My understanding of this process is that the start-stop-daemon command was creating the pidfile (as root), before spawning the actual mongod process (as the mongodb user). mongod in some cases (at least when not configsvr=true) must fork again before saving its own pidfile. Since the file created by start-stop-daemon is being run as root, the less-privileged mongodb user can not overwrite it (perhaps this should be logged, or logged at a less verbose level?), leaving the pidfile containing a pid that is no longer correct.

On my machine, the pidfile created with the --make-pidfile options was consistently exactly three less than the PID shown in the output of 'ps'

After making that change to the init file, I can now reliably start/stop the mongod process using the expected commands.

(FYI, you may need to manually remove the pidfiles since they were created as root)

Comment by Ernie Hershey [ 26/Apr/13 ]

I replicated the issue without configsvr=true. There definitely could be another issue at play here but I believe if you're controlling mongod via init scripts, you shouldn't need fork=true, running as a config server or as a normal instance. I'll test some more to be sure.

Comment by Scott Lowe [ 24/Apr/13 ]

Sure. If I remove the fork=true then it behaves normally. However, the strange thing is fork=true runs fine on my replica set servers (without configsvr=true). It's only the config servers with configsvr=true that are displaying this problem. (Not sure if you replicated the problem with or without configsvr=true). Everything else about the servers is identical as far as I can tell (same OS ver, mongo ver, CPU etc), unless there's some difference at the virtualization level not visible to me.
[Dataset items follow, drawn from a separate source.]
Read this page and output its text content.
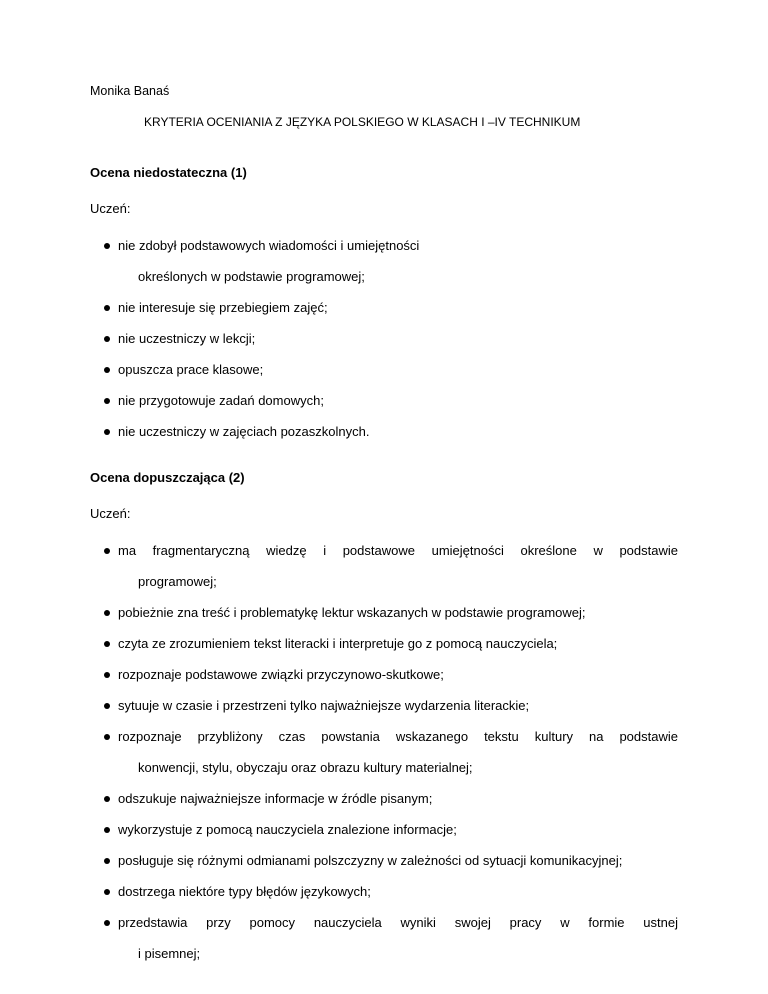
Monika Banaś
KRYTERIA OCENIANIA Z JĘZYKA POLSKIEGO W KLASACH I –IV TECHNIKUM

Ocena niedostateczna (1)

Uczeń:

nie zdobył podstawowych wiadomości i umiejętności
określonych w podstawie programowej;
nie interesuje się przebiegiem zajęć;
nie uczestniczy w lekcji;
opuszcza prace klasowe;
nie przygotowuje zadań domowych;
nie uczestniczy w zajęciach pozaszkolnych.

Ocena dopuszczająca (2)

Uczeń:

ma fragmentaryczną wiedzę i podstawowe umiejętności określone w podstawie
programowej;
pobieżnie zna treść i problematykę lektur wskazanych w podstawie programowej;
czyta ze zrozumieniem tekst literacki i interpretuje go z pomocą nauczyciela;
rozpoznaje podstawowe związki przyczynowo-skutkowe;
sytuuje w czasie i przestrzeni tylko najważniejsze wydarzenia literackie;
rozpoznaje przybliżony czas powstania wskazanego tekstu kultury na podstawie
konwencji, stylu, obyczaju oraz obrazu kultury materialnej;
odszukuje najważniejsze informacje w źródle pisanym;
wykorzystuje z pomocą nauczyciela znalezione informacje;
posługuje się różnymi odmianami polszczyzny w zależności od sytuacji komunikacyjnej;
dostrzega niektóre typy błędów językowych;
przedstawia przy pomocy nauczyciela wyniki swojej pracy w formie ustnej
i pisemnej;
So do you mean then that I don't need (or even shouldn't have) fork=true in configs for instances that are started by the init script?

Thanks

Comment by Ernie Hershey [ 24/Apr/13 ]

That is very helpful, thank you.

If you can easily, can you run without fork = true and see if that fixes it and still works as you expect it to? I think the init script takes care of backgrounding the process, so it shouldn't need to fork itself as well. I played with this a bit and was able to see the behavior you describe with fork = true in /etc/mongodb.conf and if I take that out everything works fine as far as I can tell.

Comment by Scott Lowe [ 24/Apr/13 ]

@Ernie Hershey: In case it's useful: According to `dmesg | grep -i numa` NUMA is turned off. There is no process running that the PID file refers to (and the running process id is higher than the one in the PID file).

Comment by Scott Lowe [ 24/Apr/13 ]

I appear to have the same issue. However, I'm on Debian 6, and Mongo 2.4, and am seeing this with mongod configured as a config server. The background is here: http://serverfault.com/questions/501700/strange-behaviour-starting-process-with-init-script In a nutshell, the init.d/mongodb script displays a 'Starting database: mongodb failed!' message when starting, however the process seems to be running ok, and there is nothing bad in the mongo logs. Subsequently the init script is not usable (for stop/restart etc) as it seems the mongod process id from ps is different to that stored in the PID file. I'm also have fork=true in case that's relevant. Host is a 64 bit Xen VPS instance at linode running on a Xeon E5-2670.

Comment by Ernie Hershey [ 18/Apr/13 ]

Hi Jay!

Can you help me diagnose this by letting me know if you have numactl installed? Is there a running process that the pid actually does refer to?

Thanks
Ernie

Comment by Jay Perry [ 09/Oct/12 ]

Any status on this fix? Does this exist in 2.2.x as well?